LETTERS: Two Typed letters signed, to Buzz Farber.
Letters to a Friend
Didion, Joan. Typed letter signed to “Bernard” [ ]; November 28, 1964; one leaf of stationery; recto only.
Together with:
Didion, Joan. Typed letter signed to “Bernard” [ ]; May 2, 1965; one leaf of stationery; recto only.
Two warm letters from Didion to Farber, discussing her work, health, mutual friends, travel schedules and possible visits. In her first letter, Didion thanks Farber for his compliments about one of her stories, and she shares her thoughts on it; she does not mention the title, but it likely ran in a periodical:
Actually I thought that story came out pretty well too, although I was terrified of it because it was in first person which I find hard to carry off right. Also (a secret) I felt a little remiss doing it in answer to a (guaranteed) request for a story about children, since I knew that never at any price could I really write a story about children. I don’t even like stories about children, on the whole. I mean they’re so often self-indulgent (the stories, not the children).

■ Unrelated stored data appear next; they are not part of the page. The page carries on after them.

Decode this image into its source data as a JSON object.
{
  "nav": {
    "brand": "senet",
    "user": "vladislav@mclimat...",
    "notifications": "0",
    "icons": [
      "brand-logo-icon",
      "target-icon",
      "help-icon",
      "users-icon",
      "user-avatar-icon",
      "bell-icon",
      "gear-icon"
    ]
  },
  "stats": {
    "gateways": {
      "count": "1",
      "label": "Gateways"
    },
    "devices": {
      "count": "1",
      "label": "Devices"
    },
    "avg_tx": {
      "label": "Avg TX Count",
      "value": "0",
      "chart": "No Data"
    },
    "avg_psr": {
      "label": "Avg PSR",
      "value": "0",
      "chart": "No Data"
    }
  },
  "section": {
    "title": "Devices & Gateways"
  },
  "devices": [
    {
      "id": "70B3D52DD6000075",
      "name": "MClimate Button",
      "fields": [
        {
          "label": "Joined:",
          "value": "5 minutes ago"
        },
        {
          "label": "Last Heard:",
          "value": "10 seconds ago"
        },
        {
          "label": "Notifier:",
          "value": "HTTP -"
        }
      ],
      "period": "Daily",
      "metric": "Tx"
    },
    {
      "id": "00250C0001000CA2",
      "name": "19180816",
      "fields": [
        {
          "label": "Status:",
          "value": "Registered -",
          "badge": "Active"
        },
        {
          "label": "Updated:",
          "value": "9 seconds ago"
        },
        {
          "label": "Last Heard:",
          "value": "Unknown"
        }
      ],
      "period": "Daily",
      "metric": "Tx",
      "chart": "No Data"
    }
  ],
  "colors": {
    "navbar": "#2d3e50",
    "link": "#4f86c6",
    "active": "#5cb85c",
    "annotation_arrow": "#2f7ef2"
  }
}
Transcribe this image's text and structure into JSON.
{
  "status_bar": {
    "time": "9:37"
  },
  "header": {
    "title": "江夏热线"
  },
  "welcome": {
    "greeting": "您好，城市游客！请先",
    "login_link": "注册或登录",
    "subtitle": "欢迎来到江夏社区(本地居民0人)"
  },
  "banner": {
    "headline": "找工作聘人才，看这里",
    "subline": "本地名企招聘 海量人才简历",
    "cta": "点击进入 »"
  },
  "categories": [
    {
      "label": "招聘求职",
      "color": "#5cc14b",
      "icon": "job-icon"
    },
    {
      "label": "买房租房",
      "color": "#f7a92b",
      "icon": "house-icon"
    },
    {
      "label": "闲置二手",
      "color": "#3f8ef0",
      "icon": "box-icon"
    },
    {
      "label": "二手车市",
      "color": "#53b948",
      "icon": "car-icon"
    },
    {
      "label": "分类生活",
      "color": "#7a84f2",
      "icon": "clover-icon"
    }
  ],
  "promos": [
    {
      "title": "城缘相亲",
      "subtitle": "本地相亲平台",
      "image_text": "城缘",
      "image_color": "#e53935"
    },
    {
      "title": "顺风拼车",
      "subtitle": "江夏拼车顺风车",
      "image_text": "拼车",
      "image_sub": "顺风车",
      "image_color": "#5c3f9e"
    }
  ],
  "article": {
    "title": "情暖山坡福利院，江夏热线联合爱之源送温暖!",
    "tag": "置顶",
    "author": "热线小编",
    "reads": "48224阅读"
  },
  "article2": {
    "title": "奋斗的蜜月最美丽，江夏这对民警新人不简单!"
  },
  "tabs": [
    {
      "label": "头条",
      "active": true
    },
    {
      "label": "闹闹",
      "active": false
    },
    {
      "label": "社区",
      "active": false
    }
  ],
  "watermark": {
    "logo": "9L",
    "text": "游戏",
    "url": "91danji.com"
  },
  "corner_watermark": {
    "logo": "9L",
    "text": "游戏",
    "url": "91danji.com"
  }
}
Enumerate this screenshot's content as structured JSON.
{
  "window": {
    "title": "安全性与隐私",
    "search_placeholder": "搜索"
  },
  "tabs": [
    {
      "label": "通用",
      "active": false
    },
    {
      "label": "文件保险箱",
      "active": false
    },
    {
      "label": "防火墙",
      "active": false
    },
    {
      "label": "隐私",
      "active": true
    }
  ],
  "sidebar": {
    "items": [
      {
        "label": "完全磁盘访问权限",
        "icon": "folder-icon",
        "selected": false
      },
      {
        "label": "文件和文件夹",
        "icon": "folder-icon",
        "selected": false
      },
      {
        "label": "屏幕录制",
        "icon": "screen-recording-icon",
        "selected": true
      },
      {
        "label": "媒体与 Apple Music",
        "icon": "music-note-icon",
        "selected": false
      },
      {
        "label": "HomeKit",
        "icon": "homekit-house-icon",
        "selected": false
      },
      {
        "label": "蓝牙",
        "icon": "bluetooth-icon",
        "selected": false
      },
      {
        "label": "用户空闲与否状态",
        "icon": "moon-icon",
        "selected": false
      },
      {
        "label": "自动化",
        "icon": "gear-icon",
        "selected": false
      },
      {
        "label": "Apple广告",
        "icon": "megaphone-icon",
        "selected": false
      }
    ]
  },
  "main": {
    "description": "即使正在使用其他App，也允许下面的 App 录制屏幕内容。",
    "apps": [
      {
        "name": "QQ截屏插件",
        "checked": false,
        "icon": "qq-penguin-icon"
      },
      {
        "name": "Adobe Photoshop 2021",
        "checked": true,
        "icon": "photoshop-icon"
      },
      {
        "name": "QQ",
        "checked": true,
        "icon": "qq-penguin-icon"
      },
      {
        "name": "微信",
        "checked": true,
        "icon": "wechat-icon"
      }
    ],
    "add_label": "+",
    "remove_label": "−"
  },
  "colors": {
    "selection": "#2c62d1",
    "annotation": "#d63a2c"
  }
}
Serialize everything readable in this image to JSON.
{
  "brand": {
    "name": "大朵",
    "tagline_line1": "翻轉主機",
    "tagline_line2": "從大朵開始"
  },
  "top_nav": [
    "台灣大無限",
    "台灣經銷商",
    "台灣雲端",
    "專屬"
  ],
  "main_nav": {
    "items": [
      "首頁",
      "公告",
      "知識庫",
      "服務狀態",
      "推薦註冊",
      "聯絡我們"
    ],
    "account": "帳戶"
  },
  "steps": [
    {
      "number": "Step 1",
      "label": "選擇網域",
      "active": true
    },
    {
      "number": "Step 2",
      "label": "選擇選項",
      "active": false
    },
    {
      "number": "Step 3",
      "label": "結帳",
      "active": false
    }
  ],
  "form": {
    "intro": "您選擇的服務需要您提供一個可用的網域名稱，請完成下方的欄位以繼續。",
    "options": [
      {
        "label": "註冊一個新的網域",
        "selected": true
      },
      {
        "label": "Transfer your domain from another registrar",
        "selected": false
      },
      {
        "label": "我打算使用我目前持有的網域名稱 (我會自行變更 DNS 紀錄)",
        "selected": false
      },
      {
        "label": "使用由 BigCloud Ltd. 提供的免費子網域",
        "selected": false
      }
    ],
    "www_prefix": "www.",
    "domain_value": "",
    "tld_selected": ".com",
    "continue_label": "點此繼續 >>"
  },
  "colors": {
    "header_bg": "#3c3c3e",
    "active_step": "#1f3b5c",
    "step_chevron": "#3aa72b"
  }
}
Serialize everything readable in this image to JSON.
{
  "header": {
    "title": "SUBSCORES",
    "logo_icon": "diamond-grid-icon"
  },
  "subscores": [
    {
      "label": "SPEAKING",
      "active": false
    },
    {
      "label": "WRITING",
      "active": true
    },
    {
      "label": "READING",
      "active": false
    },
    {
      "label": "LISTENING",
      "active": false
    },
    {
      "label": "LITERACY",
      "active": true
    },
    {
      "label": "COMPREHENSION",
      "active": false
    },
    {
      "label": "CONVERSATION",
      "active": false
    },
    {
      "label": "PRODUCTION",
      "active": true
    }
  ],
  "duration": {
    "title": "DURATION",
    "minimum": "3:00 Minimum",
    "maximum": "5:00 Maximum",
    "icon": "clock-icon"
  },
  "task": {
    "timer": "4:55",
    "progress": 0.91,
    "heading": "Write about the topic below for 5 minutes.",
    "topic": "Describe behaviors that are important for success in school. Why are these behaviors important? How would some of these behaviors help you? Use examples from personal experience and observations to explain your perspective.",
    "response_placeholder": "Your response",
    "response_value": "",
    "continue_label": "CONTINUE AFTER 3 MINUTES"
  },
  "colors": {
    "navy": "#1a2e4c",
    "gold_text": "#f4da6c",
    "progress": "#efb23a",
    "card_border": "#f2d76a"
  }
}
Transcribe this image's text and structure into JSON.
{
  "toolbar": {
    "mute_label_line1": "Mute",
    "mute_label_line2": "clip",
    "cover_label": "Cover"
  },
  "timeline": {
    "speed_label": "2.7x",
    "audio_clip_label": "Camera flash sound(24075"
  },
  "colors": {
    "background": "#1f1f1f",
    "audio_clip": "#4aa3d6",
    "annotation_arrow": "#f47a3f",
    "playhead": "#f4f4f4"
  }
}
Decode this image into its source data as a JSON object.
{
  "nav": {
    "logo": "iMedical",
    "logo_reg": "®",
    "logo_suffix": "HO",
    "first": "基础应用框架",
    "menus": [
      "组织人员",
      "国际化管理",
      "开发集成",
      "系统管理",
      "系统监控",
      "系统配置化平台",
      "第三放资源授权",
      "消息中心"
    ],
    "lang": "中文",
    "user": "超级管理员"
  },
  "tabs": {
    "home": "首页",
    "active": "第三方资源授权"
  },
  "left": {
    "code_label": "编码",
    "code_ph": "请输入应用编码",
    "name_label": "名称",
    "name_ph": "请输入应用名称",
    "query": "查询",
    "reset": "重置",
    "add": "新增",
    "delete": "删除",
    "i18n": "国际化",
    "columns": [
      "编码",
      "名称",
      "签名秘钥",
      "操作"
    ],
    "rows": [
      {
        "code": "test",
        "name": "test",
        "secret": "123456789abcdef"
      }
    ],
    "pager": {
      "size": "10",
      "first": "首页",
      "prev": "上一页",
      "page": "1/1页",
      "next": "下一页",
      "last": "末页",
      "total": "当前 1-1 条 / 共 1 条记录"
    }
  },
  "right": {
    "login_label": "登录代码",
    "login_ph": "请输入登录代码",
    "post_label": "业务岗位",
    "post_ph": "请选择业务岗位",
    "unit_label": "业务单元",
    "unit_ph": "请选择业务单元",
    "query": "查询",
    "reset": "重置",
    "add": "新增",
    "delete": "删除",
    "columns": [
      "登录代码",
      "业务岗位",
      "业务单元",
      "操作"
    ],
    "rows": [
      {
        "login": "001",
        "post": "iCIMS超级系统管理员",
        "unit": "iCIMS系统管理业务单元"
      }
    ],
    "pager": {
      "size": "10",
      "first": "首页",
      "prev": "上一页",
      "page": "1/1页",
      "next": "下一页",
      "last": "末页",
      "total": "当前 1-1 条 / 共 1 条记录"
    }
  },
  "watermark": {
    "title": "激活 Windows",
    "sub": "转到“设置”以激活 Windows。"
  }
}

Didion goes on to say that she will send another story soon, but she has to finish two other stories she was working on first; a piece on Helen Gurley Brown for the Post and an article on Sacramento for Holiday. She explains, “Both are nearly finished but they are like albatrosses. They are even like Ancient Mariners.”
In her next letter, sent six months later, Didion apologizes for a delay in writing due to an eye ailment (“There were a lot of colorful hypotheses, my favourite of which was arsenic poisoning”). She explains that she is having trouble with a novel and shares, “if I can get some intensive work done on it I’ll be in the clear with it.” In her final paragraph, she shares travel plans and invites Bernard to come out for a visit.
Didion (born 1934) is a novelist, essayist and screenwriter. After graduating from UC Berkeley and winning an essay contest sponsored by Mademoiselle, Didion worked at Vogue. She published her first novel Run, River (1963) and then married the writer John Gregory Dunne and moved to California. They adopted a daughter, Quintana Roo.
Her fictional works include Play It As it Lays (1970), A Book of Common Prayer (1977), and Democracy (1984). Non-fiction pieces include her triumph of New Journalism, Slouching Toward Bethelem (1968), The White Album (1979), After Henry (1992), and The Year of Magical Thinking (2005). Magical Thinking was also adapted into a one-woman play, starring Vanessa Redgrave. Didion also wrote screenplays for The Panic in Nedle Park (1971), A Star is Born (1976), and Up Close and Personal (1996).